There are avenues for physicians eager to make an impact without abandoning their craft entirely. Many of my inspiring classmates from Stanford have become consultants, finance analysts, and startup founders. I myself run a longevity practice, am building a new startup venture, and advise several others.

Yet when I speak with colleagues, most remain hesitant, even fearful of taking the leap. Golden handcuffs, isolation from professional support networks, and the daunting task of building a business—skills we were never taught in medical school—intimidate even the most brilliant among us.

I don't have an easy answer. None of these paths are easy. But the challenge is worth embracing because we entered this field to care for people's health. Even with the advent of AI, it's the human element that guides the direction of care.

Transforming healthcare requires more than incremental adjustments within a flawed system—it demands bold action from those willing to envision and create a better future. Physicians have the unique power to reshape the landscape of medicine, but this necessitates stepping beyond the comfort of tradition and embracing innovation.
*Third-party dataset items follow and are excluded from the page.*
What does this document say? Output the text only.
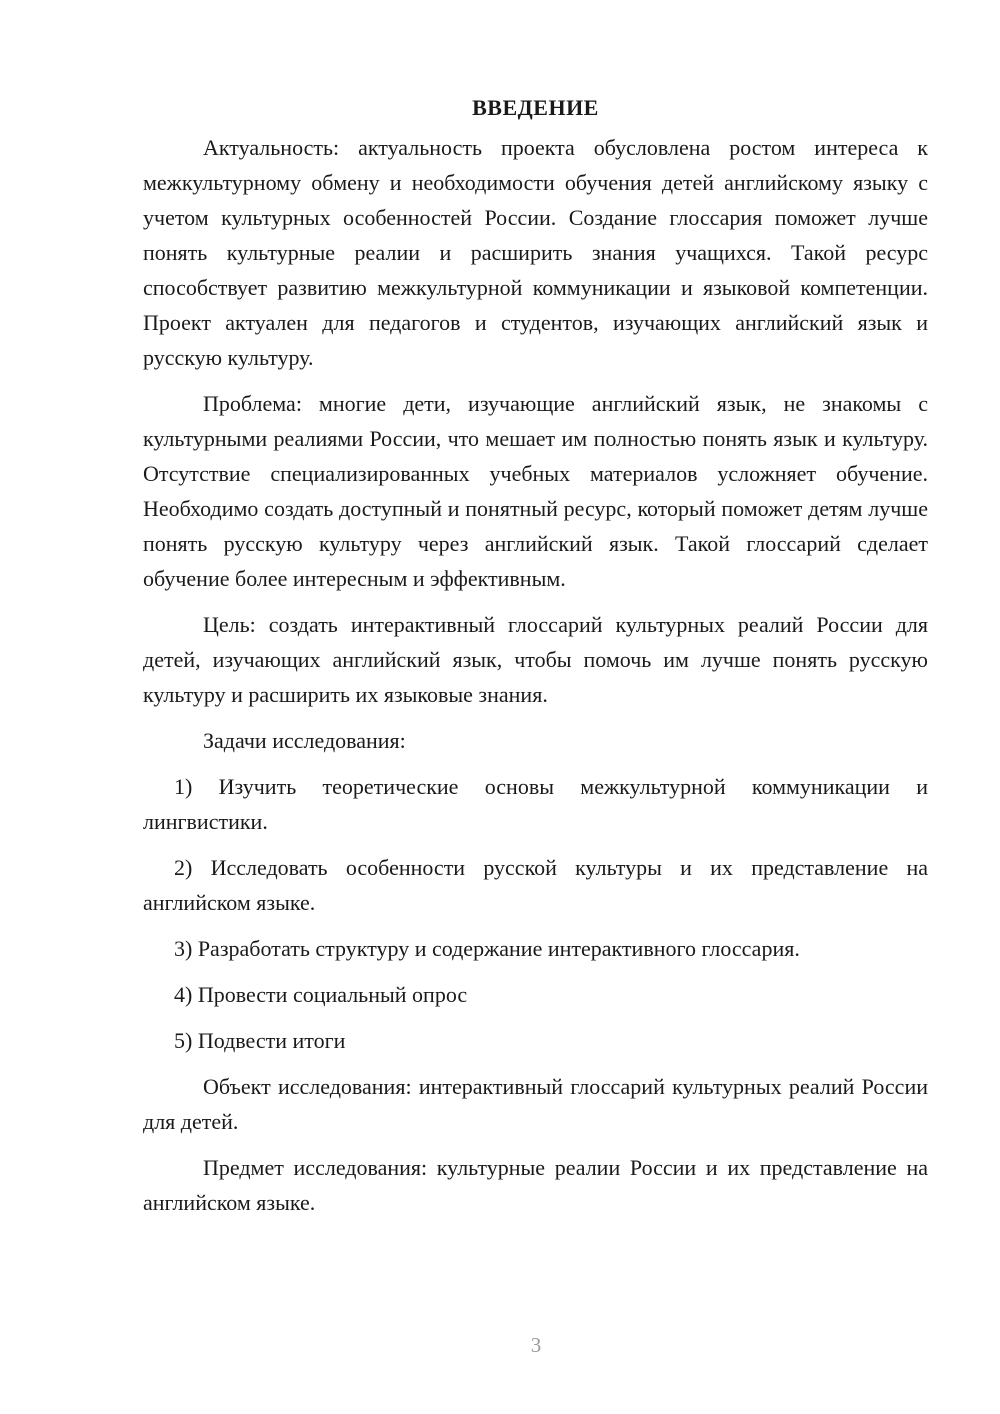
ВВЕДЕНИЕ

Актуальность: актуальность проекта обусловлена ростом интереса к межкультурному обмену и необходимости обучения детей английскому языку с учетом культурных особенностей России. Создание глоссария поможет лучше понять культурные реалии и расширить знания учащихся. Такой ресурс способствует развитию межкультурной коммуникации и языковой компетенции. Проект актуален для педагогов и студентов, изучающих английский язык и русскую культуру.

Проблема: многие дети, изучающие английский язык, не знакомы с культурными реалиями России, что мешает им полностью понять язык и культуру. Отсутствие специализированных учебных материалов усложняет обучение. Необходимо создать доступный и понятный ресурс, который поможет детям лучше понять русскую культуру через английский язык. Такой глоссарий сделает обучение более интересным и эффективным.

Цель: создать интерактивный глоссарий культурных реалий России для детей, изучающих английский язык, чтобы помочь им лучше понять русскую культуру и расширить их языковые знания.

Задачи исследования:

1) Изучить теоретические основы межкультурной коммуникации и лингвистики.

2) Исследовать особенности русской культуры и их представление на английском языке.

3) Разработать структуру и содержание интерактивного глоссария.

4) Провести социальный опрос

5) Подвести итоги

Объект исследования: интерактивный глоссарий культурных реалий России для детей.

Предмет исследования: культурные реалии России и их представление на английском языке.

3
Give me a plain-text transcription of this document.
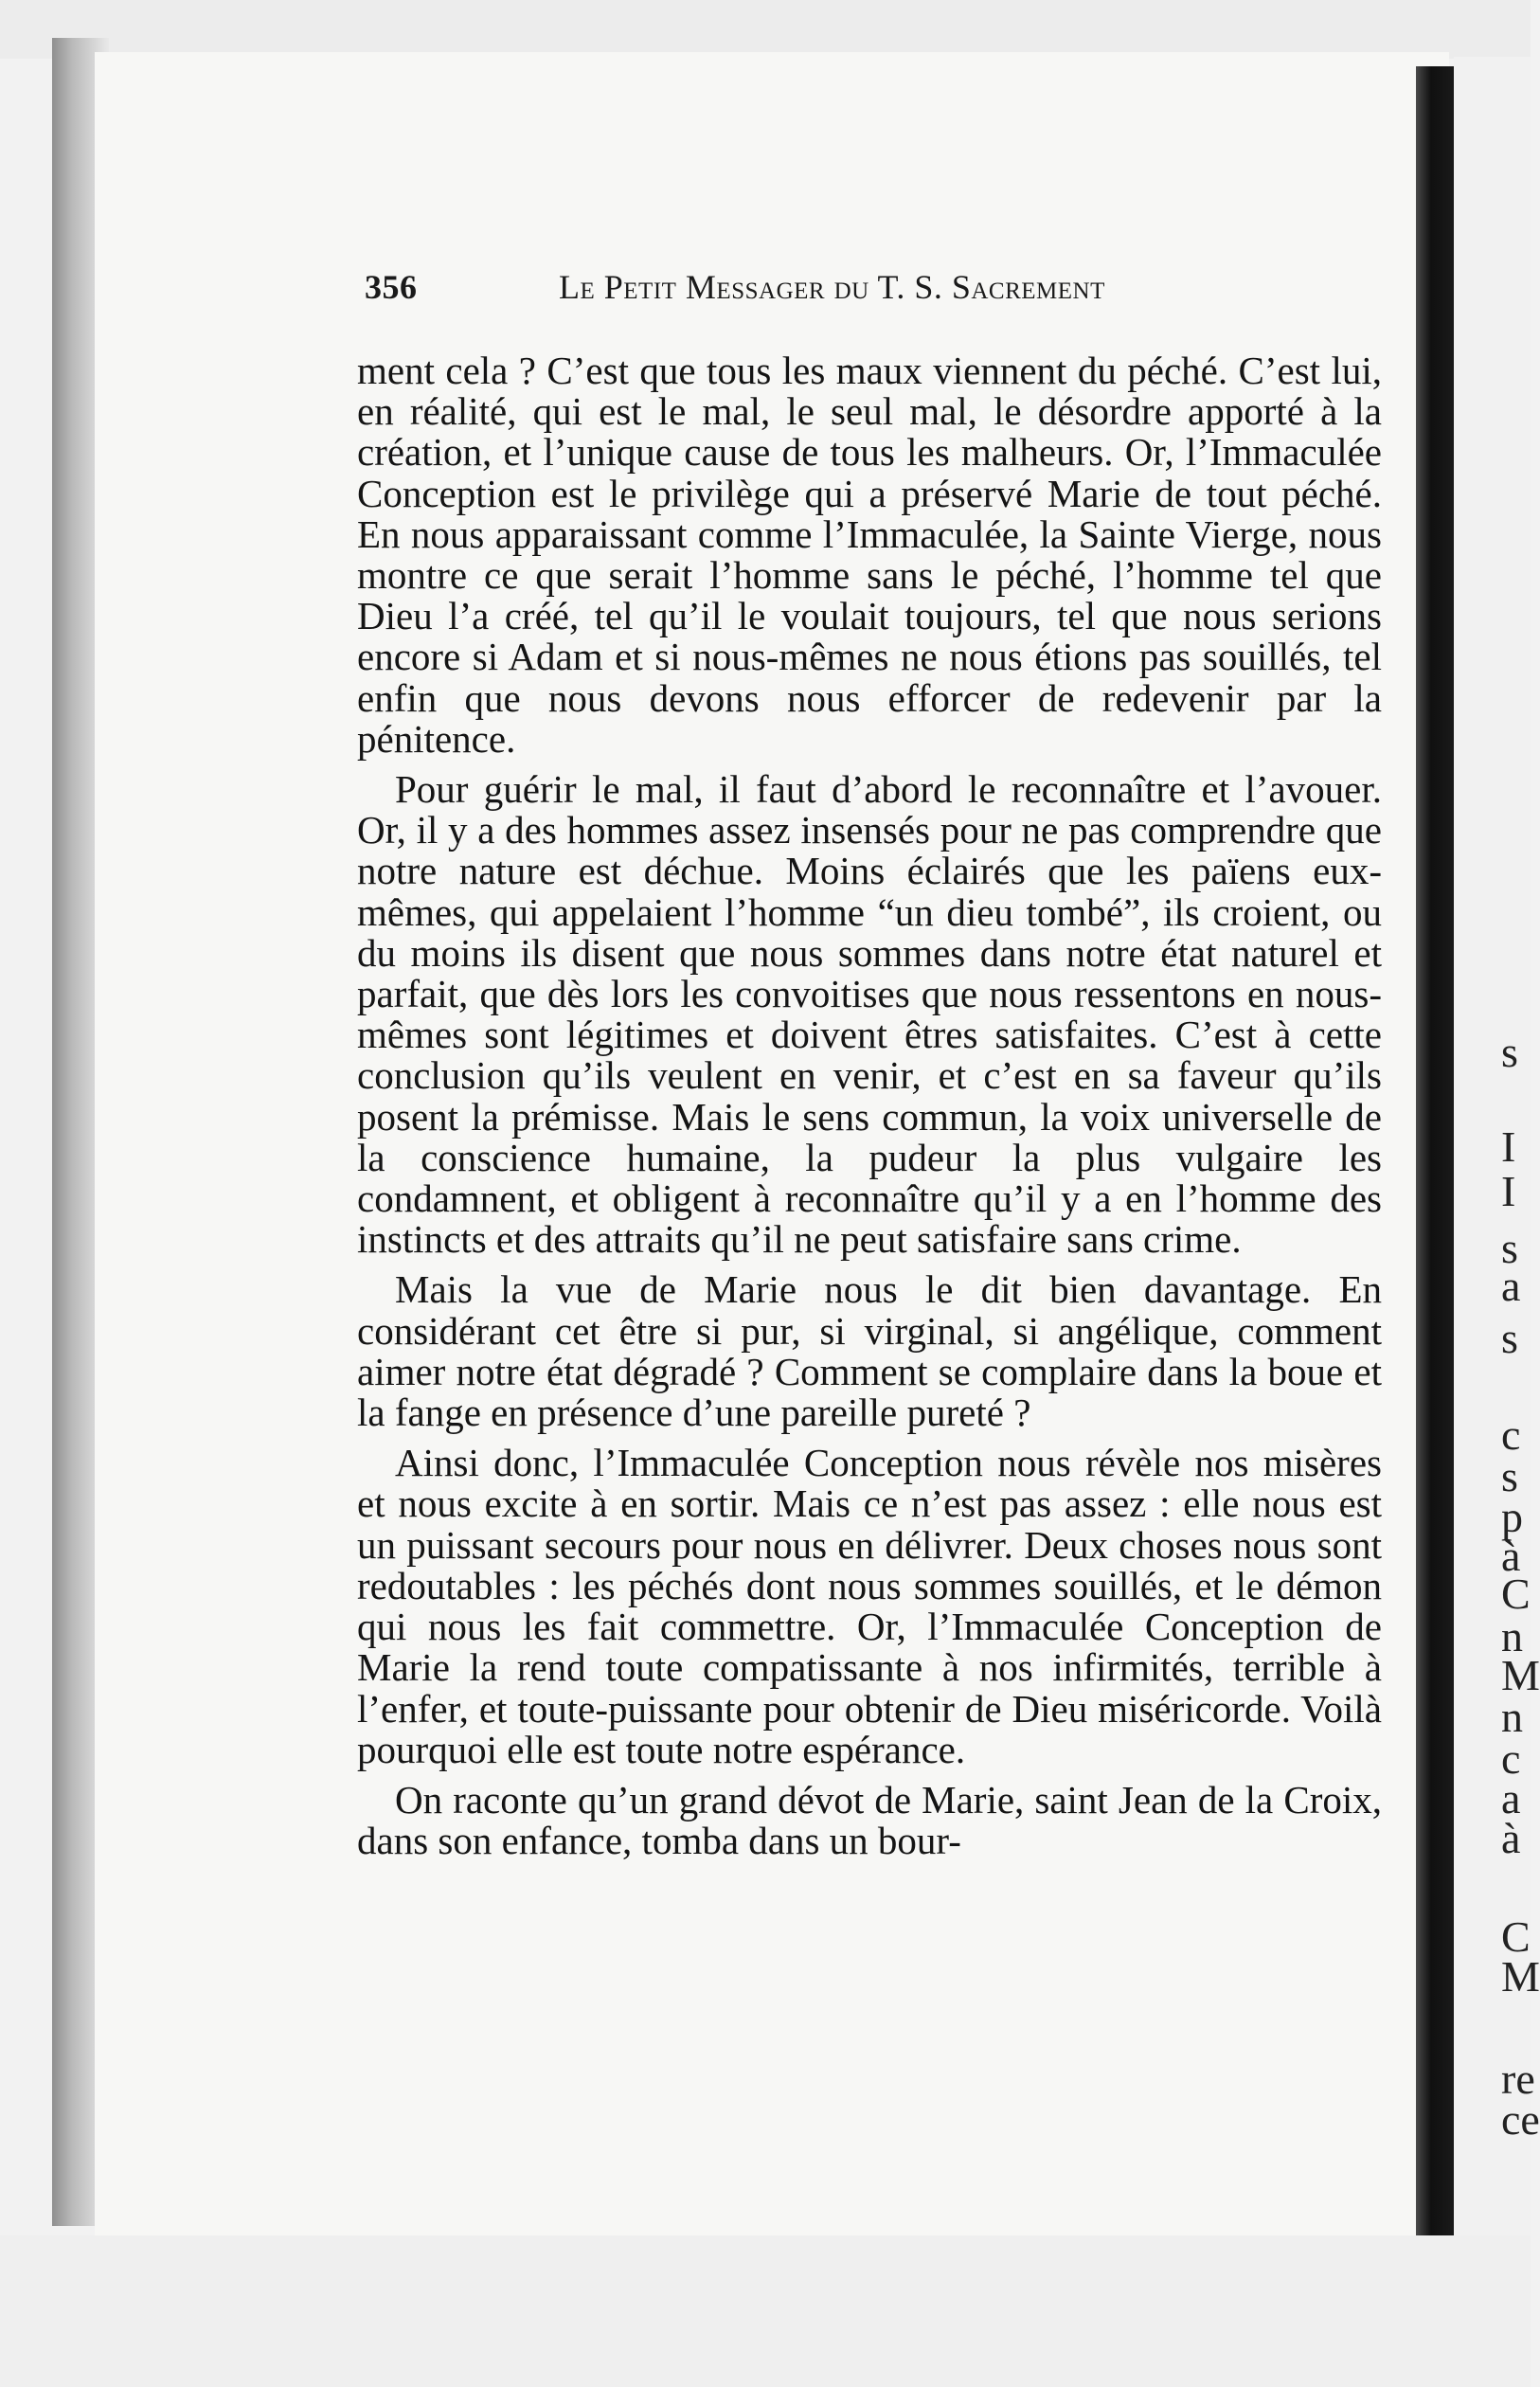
356	Le Petit Messager du T. S. Sacrement

ment cela ? C’est que tous les maux viennent du péché. C’est lui, en réalité, qui est le mal, le seul mal, le désordre apporté à la création, et l’unique cause de tous les malheurs. Or, l’Immaculée Conception est le privilège qui a préservé Marie de tout péché. En nous apparaissant comme l’Immaculée, la Sainte Vierge, nous montre ce que serait l’homme sans le péché, l’homme tel que Dieu l’a créé, tel qu’il le voulait toujours, tel que nous serions encore si Adam et si nous-mêmes ne nous étions pas souillés, tel enfin que nous devons nous efforcer de redevenir par la pénitence.

Pour guérir le mal, il faut d’abord le reconnaître et l’avouer. Or, il y a des hommes assez insensés pour ne pas comprendre que notre nature est déchue. Moins éclairés que les païens eux-mêmes, qui appelaient l’homme “un dieu tombé”, ils croient, ou du moins ils disent que nous sommes dans notre état naturel et parfait, que dès lors les convoitises que nous ressentons en nous-mêmes sont légitimes et doivent êtres satisfaites. C’est à cette conclusion qu’ils veulent en venir, et c’est en sa faveur qu’ils posent la prémisse. Mais le sens commun, la voix universelle de la conscience humaine, la pudeur la plus vulgaire les condamnent, et obligent à reconnaître qu’il y a en l’homme des instincts et des attraits qu’il ne peut satisfaire sans crime.

Mais la vue de Marie nous le dit bien davantage. En considérant cet être si pur, si virginal, si angélique, comment aimer notre état dégradé ? Comment se complaire dans la boue et la fange en présence d’une pareille pureté ?

Ainsi donc, l’Immaculée Conception nous révèle nos misères et nous excite à en sortir. Mais ce n’est pas assez : elle nous est un puissant secours pour nous en délivrer. Deux choses nous sont redoutables : les péchés dont nous sommes souillés, et le démon qui nous les fait commettre. Or, l’Immaculée Conception de Marie la rend toute compatissante à nos infirmités, terrible à l’enfer, et toute-puissante pour obtenir de Dieu miséricorde. Voilà pourquoi elle est toute notre espérance.

On raconte qu’un grand dévot de Marie, saint Jean de la Croix, dans son enfance, tomba dans un bour-

s
I
I
s
a
s
c
s
p
à
C
n
M
n
c
a
à
C
M
re
ce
It's time for doctors to reclaim our autonomy, reignite our passion, and redefine what it means to truly heal. By overcoming the fear of the unknown and daring to take risks, we can forge a new path—one that honors our commitment to patients, fosters genuine wellness, and restores the art of medicine to its rightful place at the heart of healthcare.

References

  1. Ortega MV, Hidrue MK, Lehrhoff SR, et al. Patterns in Physician Burnout in a Stable-Linked Cohort. JAMA Netw Open. 2023;6(10):e2336745. doi:10.1001/jamanetworkopen.2023.36745
  2. Rodondi N, Locatelli I, Aujesky D, et al. Framingham risk score and alternatives for prediction of coronary heart disease in older adults. PLoS One. 2012;7(3):e34287. doi:10.1371/journal.pone.0034287
  3. Berry JD, Lloyd-Jones DM, Garside DB, Greenland P. Framingham risk score and prediction of coronary heart disease death in young men. Am Heart J. 2007 Jul;154(1):80-6. doi: 10.1016/j.ahj.2007.03.042. PMID: 17584558; PMCID: PMC2279177.